The Baltimore Sun’s Dan Connolly is on hand for the Melvin Mora’s vent-fest.

“I think people here have taken the losing mentality,” Mora said. “I don’t like it when people think, ‘OK, we’ll go home. We played a good year or whatever.’ It’s frustrating when you see guys like the Yankees come to town and play for something and you are going nowhere. … That for me is not baseball.”

Mora said he listened in disgust as one teammate made offseason plans back in July. He said there’s a lack of appropriate leadership on the club and he’s afraid the younger guys will become nonchalant or negative, a potential epidemic throughout the organization, management included.

“Things need to change here. Big changes,” Mora said. “The Orioles can carry on, but people have to understand, I get [ticked]. I get [ticked] when I go home. My wife says, ‘Relax.’ How are you going to relax when you go to the ballpark for no reason?”

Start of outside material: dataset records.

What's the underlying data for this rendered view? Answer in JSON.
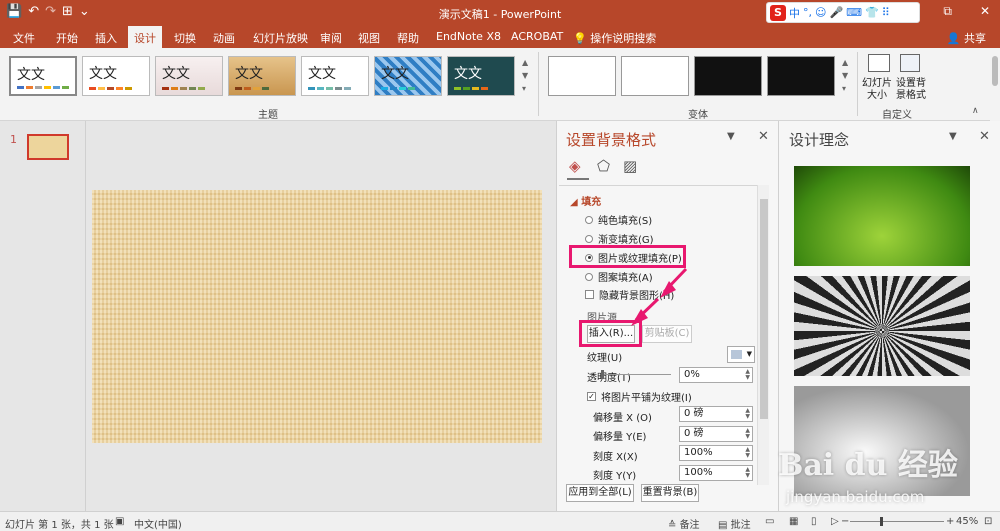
{
  "window": {
    "title": "演示文稿1 - PowerPoint"
  },
  "qat": {
    "save": "💾",
    "undo": "↶",
    "redo": "↷",
    "present": "⊞",
    "customize": "⌄"
  },
  "ime": {
    "logo": "S",
    "mode": "中",
    "items": [
      "°,",
      "☺",
      "🎤",
      "⌨",
      "👕",
      "⠿"
    ]
  },
  "winbuttons": {
    "restore": "⧉",
    "close": "✕"
  },
  "tabs": [
    "文件",
    "开始",
    "插入",
    "设计",
    "切换",
    "动画",
    "幻灯片放映",
    "审阅",
    "视图",
    "帮助",
    "EndNote X8",
    "ACROBAT"
  ],
  "tell_me": "操作说明搜索",
  "share": "共享",
  "ribbon": {
    "theme_sample": "文文",
    "theme_group": "主题",
    "variant_group": "变体",
    "custom_group": "自定义",
    "slide_size": "幻灯片\n大小",
    "bg_format": "设置背\n景格式",
    "theme_colors": [
      "#4472c4",
      "#ed7d31",
      "#a5a5a5",
      "#ffc000",
      "#5b9bd5",
      "#70ad47"
    ]
  },
  "slides": {
    "number": "1"
  },
  "format_pane": {
    "title": "设置背景格式",
    "fill_header": "填充",
    "options": [
      "纯色填充(S)",
      "渐变填充(G)",
      "图片或纹理填充(P)",
      "图案填充(A)"
    ],
    "hide_bg": "隐藏背景图形(H)",
    "pic_source": "图片源",
    "insert_btn": "插入(R)...",
    "clipboard_btn": "剪贴板(C)",
    "texture_label": "纹理(U)",
    "transparency_label": "透明度(T)",
    "transparency_value": "0%",
    "tile_label": "将图片平铺为纹理(I)",
    "offset_x_label": "偏移量 X (O)",
    "offset_x_value": "0 磅",
    "offset_y_label": "偏移量 Y(E)",
    "offset_y_value": "0 磅",
    "scale_x_label": "刻度 X(X)",
    "scale_x_value": "100%",
    "scale_y_label": "刻度 Y(Y)",
    "scale_y_value": "100%",
    "apply_all": "应用到全部(L)",
    "reset_bg": "重置背景(B)"
  },
  "design_pane": {
    "title": "设计理念",
    "watermark": "Bai du 经验",
    "watermark_url": "jingyan.baidu.com"
  },
  "status": {
    "slide_info": "幻灯片 第 1 张，共 1 张",
    "language": "中文(中国)",
    "notes": "备注",
    "comments": "批注",
    "zoom": "45%"
  }
}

“I don’t think the fans get used to [losing], I think the fans get mad,” Mora said. “But I think the people here [do]. I see people [that when] we win the game but … are 20 games behind … they act like we win the World Series. They want to play some music, they want to play around. Hello? We are 21 behind.

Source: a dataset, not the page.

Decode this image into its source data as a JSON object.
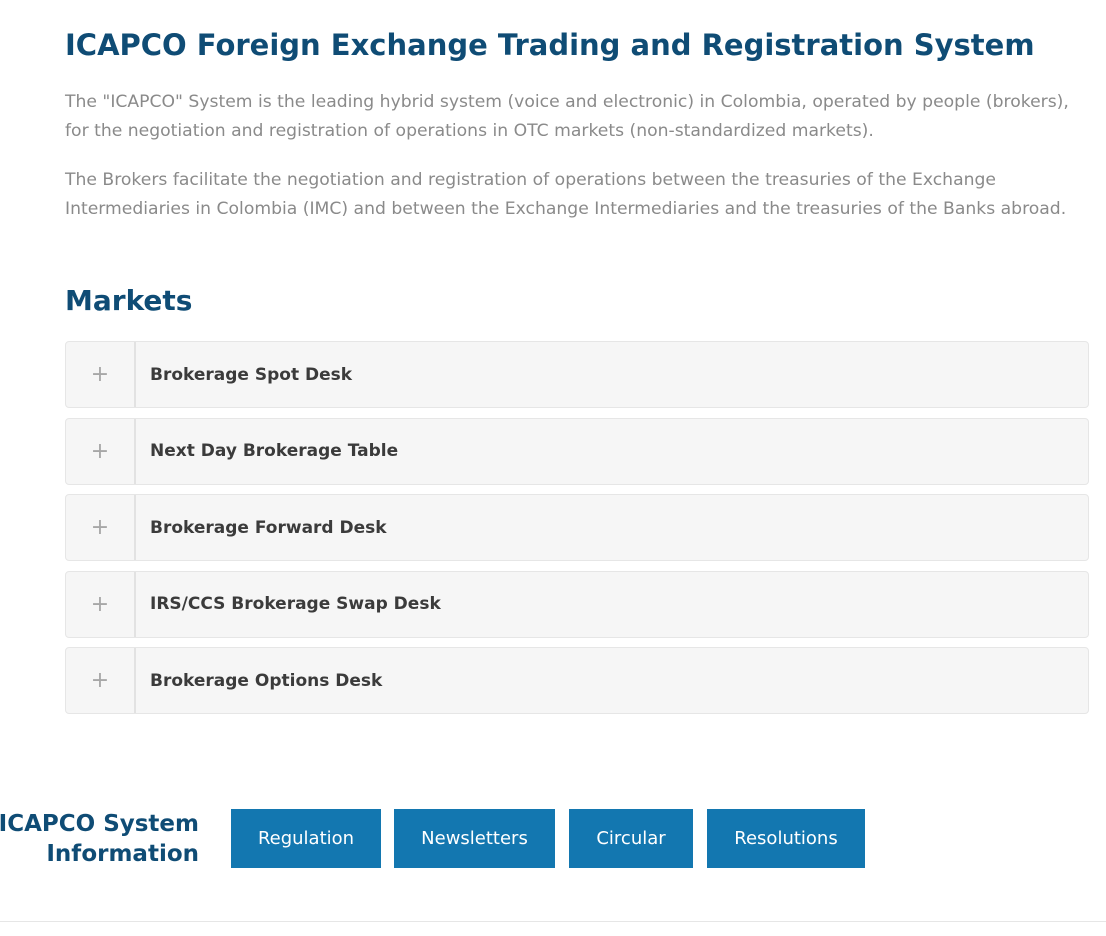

“But they say, ‘We won the game.’ [Forget] that, I don’t care. … We don’t want to give up in September, but I don’t want to be playing no music. I want to play music when we go to the playoffs.”

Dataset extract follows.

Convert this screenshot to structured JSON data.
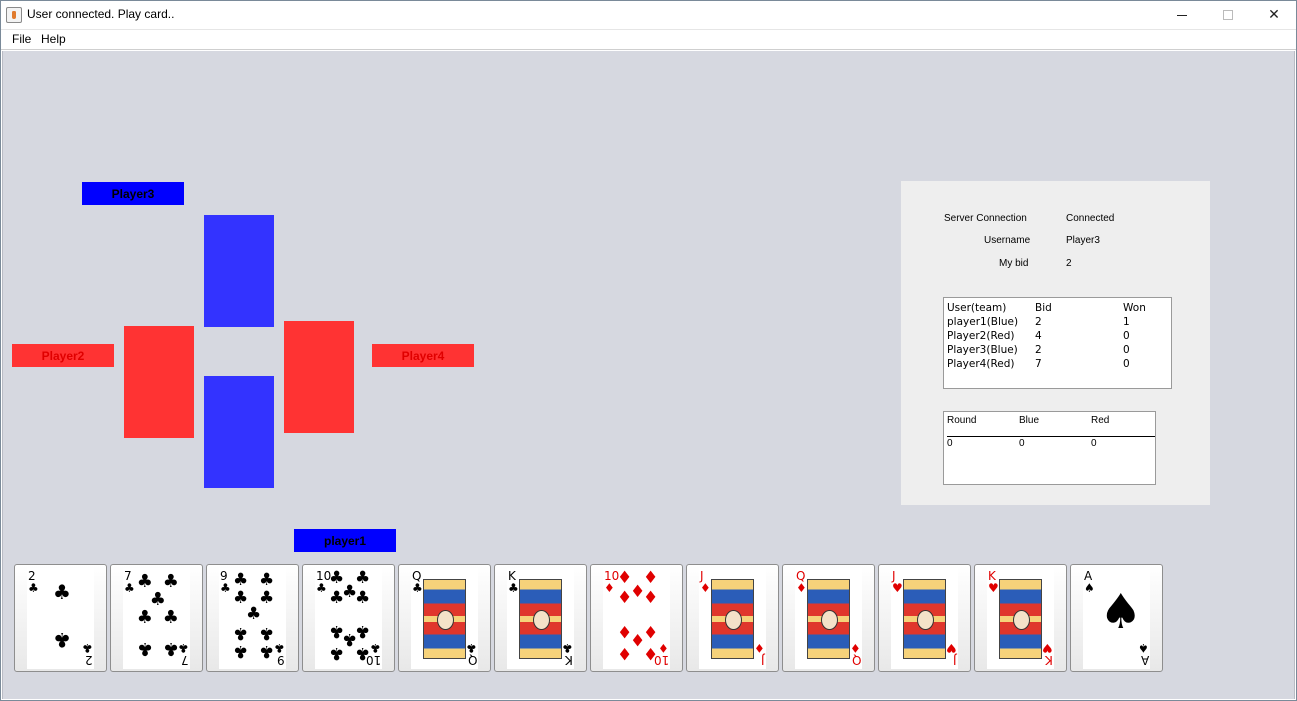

After seeing former ChiSox fixture Frank Thomas deliver the key blow — a 4th inning, 3 run HR off Jose Contreras in the A’s 5-4 win Sunday, The Beaky Broadcaster was provoked into an uncharacteristic rip job on his employer. From the Chicago Sun-Times’ Chris DeLuca.

”This team is one of the biggest underachievers I’ve seen,” Ken Harrelson said. ”They don’t have what we had last year — that killer instinct.”

Months before the Sox were swept away by the Oakland Athletics this weekend, players had already begun musing about being ready for the season to end — making their offseason plans and apparently sitting on their laurels.

Call it a World Series hangover because the Sox clearly don’t have the hunger of a team wanting to return to the playoffs. Piranhas? The Sox, who have more talent than the wild-card-leading Minnesota Twins or first-place Detroit Tigers, are behaving more like sea snails.

”We got what we deserved,” Harrelson said.